Collection Rationale
Strategic acquisition from an emerging Australian painter engaging art historical lineage through a contemporary lens. Bennett's approach, intertwining personal memories from a rural upbringing with references to Old Masters, creates rich dialogue that operates across temporal and cultural boundaries. Complements collections focused on emerging Australian talent, figurative painters engaging art history, or works exploring the intersection between colonial narratives and native landscape. Natural adjacency to collectors holding Ben Quilty, Tim Maguire, and Lucy Culliton. Timing is favourable as CASSANDRA BIRD exhibitions position work for broader critical attention before the secondary market establishes pricing benchmarks.

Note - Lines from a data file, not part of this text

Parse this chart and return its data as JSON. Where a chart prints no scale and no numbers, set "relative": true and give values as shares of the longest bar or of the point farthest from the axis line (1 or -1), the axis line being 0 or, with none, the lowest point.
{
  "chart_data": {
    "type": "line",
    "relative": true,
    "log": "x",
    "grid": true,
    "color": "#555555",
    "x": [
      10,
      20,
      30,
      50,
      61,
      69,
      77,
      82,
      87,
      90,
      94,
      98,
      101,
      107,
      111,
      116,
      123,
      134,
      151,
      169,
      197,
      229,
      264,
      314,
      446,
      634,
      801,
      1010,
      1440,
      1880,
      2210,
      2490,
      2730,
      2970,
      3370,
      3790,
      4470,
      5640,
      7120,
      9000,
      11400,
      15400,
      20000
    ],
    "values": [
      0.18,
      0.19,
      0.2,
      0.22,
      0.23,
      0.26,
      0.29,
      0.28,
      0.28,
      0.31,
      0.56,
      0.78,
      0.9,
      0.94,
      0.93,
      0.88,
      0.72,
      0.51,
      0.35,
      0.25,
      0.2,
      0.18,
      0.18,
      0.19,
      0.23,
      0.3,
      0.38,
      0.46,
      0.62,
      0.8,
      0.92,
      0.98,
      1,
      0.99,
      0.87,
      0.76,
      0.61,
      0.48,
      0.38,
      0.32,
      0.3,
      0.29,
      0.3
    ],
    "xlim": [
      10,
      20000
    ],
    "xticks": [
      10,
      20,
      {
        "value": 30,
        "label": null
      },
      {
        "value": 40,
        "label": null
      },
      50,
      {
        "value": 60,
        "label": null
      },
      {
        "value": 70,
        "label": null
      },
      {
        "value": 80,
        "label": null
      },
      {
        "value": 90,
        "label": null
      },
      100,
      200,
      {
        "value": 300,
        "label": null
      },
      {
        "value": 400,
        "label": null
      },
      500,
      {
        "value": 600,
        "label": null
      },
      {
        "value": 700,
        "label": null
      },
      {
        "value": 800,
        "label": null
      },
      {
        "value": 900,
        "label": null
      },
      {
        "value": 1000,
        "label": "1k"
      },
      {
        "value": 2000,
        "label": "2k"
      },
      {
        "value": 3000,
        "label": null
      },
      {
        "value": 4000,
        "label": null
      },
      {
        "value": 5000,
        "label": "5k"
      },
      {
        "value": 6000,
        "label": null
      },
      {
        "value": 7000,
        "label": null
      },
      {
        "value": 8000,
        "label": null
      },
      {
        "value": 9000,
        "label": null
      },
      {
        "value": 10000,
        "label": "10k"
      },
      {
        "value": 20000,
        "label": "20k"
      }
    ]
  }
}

Renée Estée, Endless Loop, 2025, oil paint, synthetic polymer paint, charcoal, mica on canvas, 157 x 200cm
The Work
Large-scale oil painting coalesces figuration and abstraction to conjure spaces where the artist communes with the deceased and contends with future loss. Figures materialise from layered, loose, gestural mark-making that merge in and out of surrounding environments, taking form through thick impasto marks alongside thin washes and surface stains. Animals wander peripheries, simultaneously observing departures and transformations taking place. Linking imagery of the Australian Outback, Hauntology, contemplations of afterlife beliefs, highlighting myth-making and rituals surrounding mourning, celebration, and commemoration. Operating as a visual love letter and an epitaph addressing the mother's second terminal cancer diagnosis.
Artist Position
EMERGING TO MID. Born in Australia in 1992, BFA Honours (First Class) Victorian College of the Arts, Melbourne 2016, MFA Hunter College, NYC, December 2022, lives in New York. Recent solo "An Echo, A Prayer" COMA Gallery, Marrickville, Sydney (2026), "Choral Ode" COMA (2023). Practice explores painting's ability to hold memory against the passage of time, preserve beyond the limits of language. Works described as operating in the space of intimate grief, binding people together through ritual aspects of prayer.
Market Intelligence
Exclusively primary through COMA Gallery Sydney. Recent MFA graduate transitioning from emerging to mid-career recognition. Growing critical attention through emotionally resonant exhibitions addressing universal themes of loss and mortality. Australian-based representation with NYC residency positions work for dual-market exposure.
Collection Rationale
Strategic acquisition from an Australian-born, NYC-based painter addressing universal human experience of grief, loss, mortality through a formally sophisticated approach combining gestural abstraction with apparitional figuration. Estée's practice links Australian landscape traditions with contemporary explorations of Hauntology and afterlife contemplations, creating works that function as eternal statements outliving the subjects they commemorate. Complements collections focused on contemporary Australian painters working internationally, artists addressing themes of memory and loss, or works exploring the intersection between personal narrative and universal experience. Natural adjacency to collectors holding Lena Nyadbi, Jenny Watson, and Yvette Coppersmith. Large scale (157×200cm) commands presence while gestural mark-making and layered surfaces reward sustained viewing. Timing is favourable as the second COMA solo following MFA graduation positions work for broader institutional attention.